Finishing the concert was Kurt Weill’s The Seven Deadly Sins. Joining the orchestra was soprano Lorina Gore (the orchestra’s Artist in Focus for 2021), playing Anna 1 and Anna II. The Barbershop Quartet (Dan Walker, Samuel Sakker, Charles Bogle and Adrian Tamburini) played the family. The bass (Tamburini) plays the mother, just one of the paradoxes in the work.

The libretto is by Bertolt Brecht. Weill didn’t like Brecht the man, but he did like Brecht the librettist. The feeling about personalities may have been mutual.

Described as a ‘sung ballet’ (Anna II originally was a dancer), The Seven Deadly Sins is the story of Annas I & II (perhaps they are one and the same?) being sent off to seven US cities to make money. But, in each city, they face a deadly sin.

Gore was brilliant in both singing and acting. Her singing was crystal clear, her superb diction rising effortlessly above the orchestra and filling the hall. And her acting was light-hearted and engaging – even with the limited scope she had, simply entering and exiting the stage (there was no set). Quite the quick-change artist, she appeared in various costumes. There was a drab brown travelling coat with a drab brown suitcase, and a collection of brightly coloured, sequinned gowns.
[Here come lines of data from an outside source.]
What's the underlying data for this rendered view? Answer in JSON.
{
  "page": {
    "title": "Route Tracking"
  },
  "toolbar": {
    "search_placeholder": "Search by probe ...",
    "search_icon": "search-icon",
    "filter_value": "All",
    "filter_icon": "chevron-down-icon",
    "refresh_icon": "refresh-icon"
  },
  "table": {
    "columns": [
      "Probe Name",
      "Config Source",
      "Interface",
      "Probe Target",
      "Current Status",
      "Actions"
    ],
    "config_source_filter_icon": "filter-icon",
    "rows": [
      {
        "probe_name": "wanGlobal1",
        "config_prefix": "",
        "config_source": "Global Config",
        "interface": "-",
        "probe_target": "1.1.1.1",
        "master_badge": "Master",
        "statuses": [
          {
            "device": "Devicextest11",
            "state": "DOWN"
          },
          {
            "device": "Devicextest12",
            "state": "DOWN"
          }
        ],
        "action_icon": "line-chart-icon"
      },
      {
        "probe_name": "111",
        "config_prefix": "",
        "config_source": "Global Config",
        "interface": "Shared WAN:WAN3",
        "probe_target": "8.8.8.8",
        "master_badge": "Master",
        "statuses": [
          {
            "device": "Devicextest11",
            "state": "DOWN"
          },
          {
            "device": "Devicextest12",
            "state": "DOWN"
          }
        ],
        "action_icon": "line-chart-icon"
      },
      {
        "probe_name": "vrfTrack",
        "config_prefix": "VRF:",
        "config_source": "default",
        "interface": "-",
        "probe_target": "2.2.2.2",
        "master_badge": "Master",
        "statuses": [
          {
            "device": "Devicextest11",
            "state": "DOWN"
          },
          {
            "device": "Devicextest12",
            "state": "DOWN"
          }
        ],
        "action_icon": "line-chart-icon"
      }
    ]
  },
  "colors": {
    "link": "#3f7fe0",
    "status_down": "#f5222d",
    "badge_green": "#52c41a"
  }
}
In Anger, she sported a bath towel, with another wrapped around her head, but stockings and sparkling silver high heels put lie to any suggestion she had been in the bath.

A highlight of the “show” was in Gluttony, with the quartet singing a capella. The family notes Anna is in Philadelphia and making money, but she’s signed a contract that says her weight will remain precisely at 118 pounds.  The family implores her to perform to the contractual terms, noting that “Gluttons never go to heaven”.  Diction was clear, harmonies perfect, and there was an effusive underlying humour in their delivery.

Humour and wit ran all the way through The Seven Deadly Sins, underscored brilliantly by Cottis and her orchestra, giving a beautifully measured and attractive support to the singers.  In Anger especially, the shimmering strings left no doubt as to the character of that deadly sin.

But, in the end, perhaps the seven deadly sins were not quite so deadly after all.